THREAD: There’s a reason Greta Gerwig’s being snubbed for her direction of LITTLE WOMEN - and it has everything to do with the way the art/craft of filmmaking have been masculinized from inception.
Male directors often like to show their work. From Eisenstein’s landmark montage in BATTLESHIP POTEMKIN to Inarritu’s one-take war scenes in THE REVENANT - we assume the more ambitious the craft, the greater the impact. But this often has the opposite effect.
Instead of immersing viewers in the moment, these innovations can have a tendency to call attention to themselves. They make us lean back in admiration when we should be leaning forward in awe. As technology advances, modern movies have turned into an auteur pissing contest.
Of course these moments are tailor made for awards season flacks and FYC campaigns. “It was all one shot!” “They sang everything live!” “The crew almost froze to death on location!” There’s nothing more traditionally masculine than suffering for your art.
Voters (who are mostly older, white, and male) identify with this. After all, if you can’t see the effort on display, how can you determine who did what? If a movie doesn’t feel DIRECTED, they have no interest in rewarding it - to them, everything onscreen simply “happened.”
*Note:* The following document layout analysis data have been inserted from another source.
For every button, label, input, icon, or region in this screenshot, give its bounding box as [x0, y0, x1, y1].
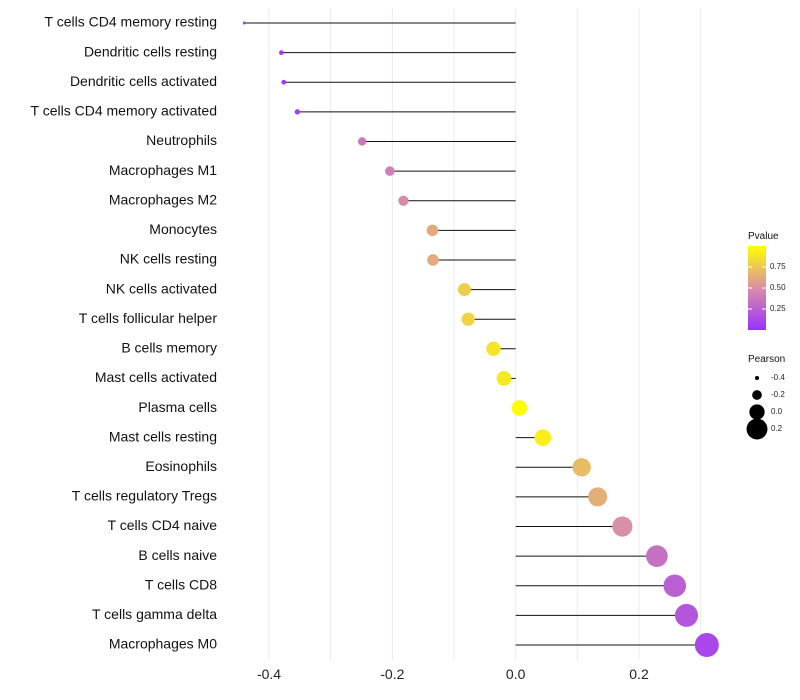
stems [244, 22, 707, 646]
data-point [242, 21, 246, 25]
category-labels: T cells CD4 memory resting Dendritic cell… [31, 14, 218, 652]
data-point [357, 137, 367, 146]
colorbar-tick-label: 0.75 [770, 262, 786, 271]
category-label: T cells follicular helper [79, 310, 218, 326]
data-point [278, 50, 284, 55]
data-point [694, 633, 719, 657]
category-label: T cells regulatory Tregs [72, 488, 217, 504]
data-point [663, 574, 687, 598]
data-point [385, 166, 395, 176]
x-tick-label: 0.0 [506, 666, 526, 682]
x-tick-label: -0.2 [380, 666, 404, 682]
data-point [612, 516, 633, 537]
data-point [534, 429, 552, 446]
pvalue-colorbar [748, 246, 766, 330]
data-point [427, 254, 439, 266]
data-point [486, 341, 501, 356]
category-label: B cells memory [121, 340, 217, 356]
data-point [457, 283, 471, 297]
category-label: T cells CD8 [145, 576, 217, 592]
pearson-legend: Pearson -0.4 -0.2 0.0 0.2 [746, 354, 785, 440]
category-label: Dendritic cells resting [84, 43, 217, 59]
size-key-dot [752, 390, 762, 400]
category-label: Mast cells activated [95, 369, 217, 385]
pearson-legend-title: Pearson [748, 354, 785, 365]
size-key-dot [754, 375, 760, 381]
category-label: T cells CD4 memory resting [45, 14, 217, 30]
data-point [496, 371, 512, 386]
x-tick-label: 0.2 [629, 666, 649, 682]
category-label: NK cells resting [120, 251, 217, 267]
category-label: Dendritic cells activated [70, 73, 217, 89]
data-point [646, 545, 668, 568]
category-label: Mast cells resting [109, 428, 217, 444]
category-label: Plasma cells [138, 399, 217, 415]
points [242, 21, 719, 657]
grid-lines [268, 8, 702, 660]
category-label: Macrophages M2 [109, 191, 217, 207]
category-label: T cells CD4 memory activated [31, 103, 217, 119]
data-point [511, 400, 528, 416]
colorbar-tick-label: 0.25 [770, 304, 786, 313]
category-label: Monocytes [149, 221, 217, 237]
size-key-dot [746, 418, 768, 440]
category-label: T cells gamma delta [92, 606, 217, 622]
colorbar-tick-label: 0.50 [770, 283, 786, 292]
category-label: T cells CD4 naive [108, 517, 218, 533]
data-point [398, 195, 409, 206]
x-axis-ticks: -0.4 -0.2 0.0 0.2 [257, 666, 649, 682]
size-key-label: -0.2 [771, 390, 785, 399]
category-label: Neutrophils [146, 132, 217, 148]
pvalue-legend: Pvalue 0.25 0.50 0.75 [748, 231, 786, 330]
data-point [426, 224, 439, 237]
data-point [572, 458, 591, 477]
data-point [588, 487, 608, 507]
size-key-dot [749, 404, 765, 420]
pvalue-legend-title: Pvalue [748, 231, 779, 242]
data-point [674, 603, 699, 627]
category-label: B cells naive [138, 547, 217, 563]
category-label: Eosinophils [145, 458, 217, 474]
x-tick-label: -0.4 [257, 666, 281, 682]
category-label: NK cells activated [106, 280, 217, 296]
size-key-label: 0.2 [771, 424, 783, 433]
size-key-label: 0.0 [771, 407, 783, 416]
data-point [461, 312, 475, 326]
category-label: Macrophages M0 [109, 636, 217, 652]
data-point [294, 109, 301, 115]
size-key-label: -0.4 [771, 373, 785, 382]
category-label: Macrophages M1 [109, 162, 217, 178]
data-point [281, 79, 287, 85]
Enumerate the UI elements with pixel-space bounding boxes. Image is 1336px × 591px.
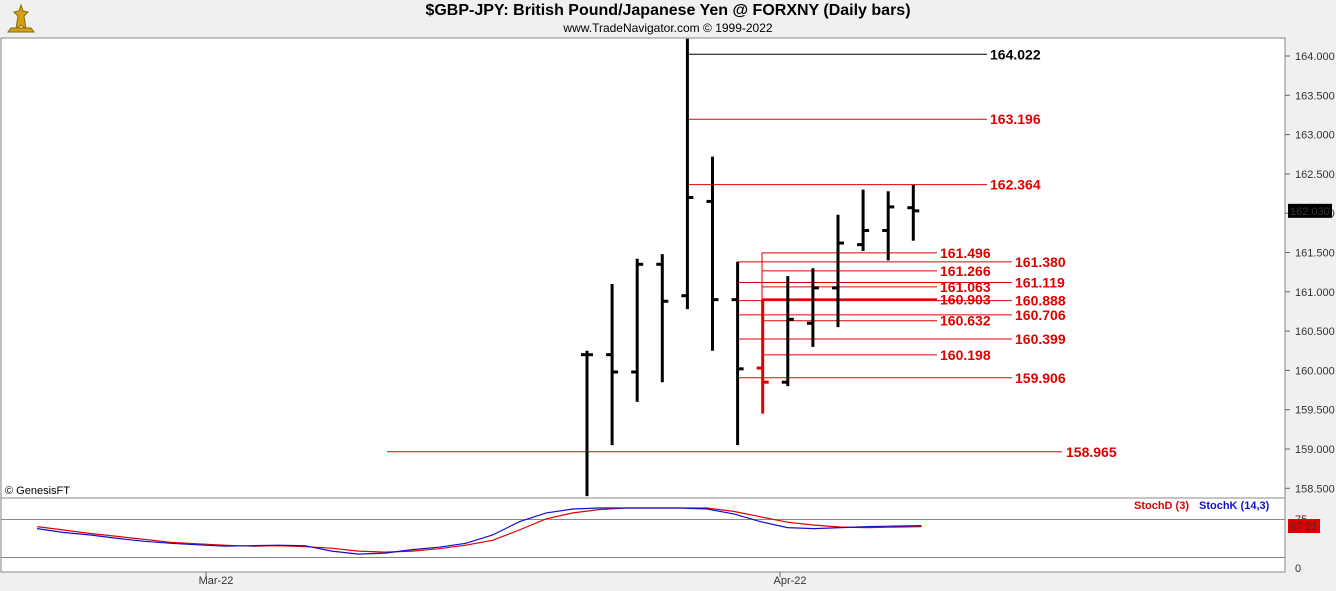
stoch-tick-label: 0 — [1295, 563, 1301, 575]
trade-navigator-logo-icon — [7, 3, 35, 33]
stochastic-lines — [36, 507, 922, 555]
ohlc-bar — [781, 276, 794, 387]
level-label: 162.364 — [990, 177, 1041, 193]
level-label: 161.119 — [1015, 274, 1065, 290]
price-tick-label: 160.500 — [1295, 326, 1335, 338]
level-label: 164.022 — [990, 46, 1041, 62]
level-label: 161.380 — [1015, 254, 1066, 270]
level-label: 163.196 — [990, 111, 1041, 127]
fib-levels: 164.022 163.196 162.364 158.965 161.380 161.1… — [387, 46, 1117, 460]
stoch-d-legend: StochD (3) — [1134, 500, 1189, 512]
price-tick-label: 163.500 — [1295, 90, 1335, 102]
level-label: 160.632 — [940, 313, 991, 329]
level-label: 159.906 — [1015, 370, 1066, 386]
chart-subtitle: www.TradeNavigator.com © 1999-2022 — [563, 21, 773, 35]
price-tick-label: 158.500 — [1295, 483, 1335, 495]
level-label: 160.706 — [1015, 307, 1066, 323]
price-tick-label: 160.000 — [1295, 365, 1335, 377]
ohlc-bar — [882, 191, 895, 261]
chart-header: $GBP-JPY: British Pound/Japanese Yen @ F… — [0, 0, 1336, 38]
ohlc-bar — [581, 350, 593, 497]
price-tick-label: 161.000 — [1295, 287, 1335, 299]
current-price-label: 162.030 — [1290, 206, 1330, 218]
level-label: 160.198 — [940, 347, 991, 363]
ohlc-bar — [756, 299, 769, 414]
ohlc-bar — [806, 268, 819, 347]
copyright-label: © GenesisFT — [5, 485, 70, 497]
price-axis: 164.000163.500163.000162.500162.000161.5… — [199, 51, 1335, 587]
stochastic-panel — [0, 497, 1286, 573]
ohlc-bar — [731, 261, 744, 446]
ohlc-bars — [581, 38, 920, 497]
ohlc-bar — [832, 214, 844, 328]
price-tick-label: 159.500 — [1295, 405, 1335, 417]
date-tick-label: Apr-22 — [773, 575, 806, 587]
level-label: 161.063 — [940, 279, 991, 295]
price-tick-label: 164.000 — [1295, 51, 1335, 63]
stoch-d-line — [36, 507, 922, 553]
ohlc-bar — [706, 156, 719, 351]
ohlc-bar — [606, 283, 619, 446]
price-tick-label: 161.500 — [1295, 248, 1335, 260]
price-tick-label: 163.000 — [1295, 130, 1335, 142]
stoch-k-line — [36, 507, 922, 555]
level-label: 161.266 — [940, 263, 991, 279]
level-label: 160.399 — [1015, 331, 1066, 347]
date-tick-label: Mar-22 — [199, 575, 234, 587]
ohlc-bar — [857, 189, 870, 251]
chart-title: $GBP-JPY: British Pound/Japanese Yen @ F… — [425, 2, 911, 19]
level-label: 160.888 — [1015, 293, 1066, 309]
price-tick-label: 162.500 — [1295, 169, 1335, 181]
level-label: 160.903 — [940, 291, 991, 307]
level-label: 161.496 — [940, 245, 991, 261]
stoch-value-box — [1288, 519, 1320, 533]
stoch-k-legend: StochK (14,3) — [1199, 500, 1270, 512]
ohlc-bar — [631, 258, 644, 402]
ohlc-bar — [656, 254, 669, 383]
main-panel — [0, 37, 1286, 499]
level-label: 158.965 — [1066, 444, 1117, 460]
stoch-value-label: 67.21 — [1290, 521, 1318, 533]
ohlc-bar — [681, 38, 694, 310]
current-price-box — [1288, 203, 1332, 218]
ohlc-bar — [907, 184, 920, 241]
price-tick-label: 159.000 — [1295, 444, 1335, 456]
But making things feel natural and effortless is a talent female directors have in spades. Gerwig, Olivia Wilde, Lulu Wang, Celine Sciamma, Lorene Scafaria, and Marielle Heller are exceptional for how they craft every shot in a way that’s full of purpose yet invisible.
Female directors work from the inside out, not the other way around. Why does LITTLE WOMEN reveal more on repeat viewings? Because Gerwig’s craft (cinematography, editing, design, music) emerges ONLY from her characters. Her technical mastery never calls attention to itself.
To me, there’s NOTHING harder than making the extraordinary effort it takes to direct a film look seamless. That’s exactly what Gerwig did with LITTLE WOMEN. It’s why the film is so rich and rewarding, and it’s also why the male establishment snubbed her...
...for the self-consciously grungy ‘70s vibe of JOKER, the epic length of THE IRISHMAN, the one-take gambit of 1917, and Tarantino’s recreation of vintage Hollywood. But no director’s form and content were as meticulously aligned as Gerwig’s this year.
There’s much to admire in the nominees, and judging art will always be subjective. But until our industry recognizes its unconscious bias around what constitutes great filmmaking, real innovators like Gerwig and others will be ignored in favor of the usual male “visionaries.” END
P.S. You could add Alma Har’el, Mati Diop, Kasi Lemmons, Joanna Hogg, Claire Denis, Jennifer Kent, Melina Matsoukas, and several more. Not all got fancy FYC campaigns (a separate issue with similar implications), but voters had plenty of female directors to choose from this year!